Estos días de calma y sosiego, como hacía tiempo que no disfrutaba, me han permitido acercarme a la memoria de tantos seres queridos que en los últimos tiempos han abandonado la dimensión física, se han aposentado al otro lado del velo. La lista se alarga cada día más, mas no es una relación del luto, es la nómina de una hermandad que se expande allende toda frontera. El más allá se va poblando de seres queridos y me he tomado mi tiempo para el reencuentro en lo interno.

El más acá va menguando y sin embargo seguimos siendo Uno a uno y otro lado. La fraternidad no merma, más al contrario la ausencia física semejara fortalecerla; nos permite recobrar la certeza de nuestra identidad de almas, de comunión de hermanos y hermanas comprometidos en el Sendero de la conciencia, el servicio y la evolución.
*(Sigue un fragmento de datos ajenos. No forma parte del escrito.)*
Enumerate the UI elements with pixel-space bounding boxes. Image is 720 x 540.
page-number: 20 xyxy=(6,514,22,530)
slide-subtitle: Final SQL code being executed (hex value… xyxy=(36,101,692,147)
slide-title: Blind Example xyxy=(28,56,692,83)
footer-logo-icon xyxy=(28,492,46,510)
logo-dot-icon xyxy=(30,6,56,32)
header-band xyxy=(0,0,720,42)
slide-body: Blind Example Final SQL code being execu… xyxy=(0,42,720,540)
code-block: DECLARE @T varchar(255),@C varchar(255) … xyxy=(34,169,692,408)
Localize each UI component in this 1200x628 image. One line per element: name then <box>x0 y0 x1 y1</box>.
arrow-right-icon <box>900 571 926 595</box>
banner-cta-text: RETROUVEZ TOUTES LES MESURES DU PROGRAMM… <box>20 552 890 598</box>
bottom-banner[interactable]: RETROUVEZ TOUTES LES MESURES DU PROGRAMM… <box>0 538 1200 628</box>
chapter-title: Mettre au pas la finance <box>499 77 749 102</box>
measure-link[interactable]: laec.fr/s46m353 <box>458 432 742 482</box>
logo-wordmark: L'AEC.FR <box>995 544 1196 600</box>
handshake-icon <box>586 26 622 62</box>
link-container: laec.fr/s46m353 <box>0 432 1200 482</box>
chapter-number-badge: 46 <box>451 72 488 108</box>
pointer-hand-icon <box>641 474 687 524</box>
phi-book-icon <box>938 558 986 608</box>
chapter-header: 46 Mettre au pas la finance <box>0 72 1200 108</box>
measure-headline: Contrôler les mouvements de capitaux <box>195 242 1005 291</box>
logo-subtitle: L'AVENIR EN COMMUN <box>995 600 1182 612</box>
Llega una edad en que cada vez más personas que nos rodean emprenden el vuelo hacia la Luz. Hasta hace poco mi madre abría el periódico siempre por la página de esquelas. Constataba con pena que el círculo de los nonagenarios en su ciudad se iba cerrando, sin embargo no debiéramos permitir que esa pena tomara asiento en nuestro interior. Las esquelas, por más negro que invada su recuadro, tan sólo anuncian un aleteo, nunca un adiós definitivo.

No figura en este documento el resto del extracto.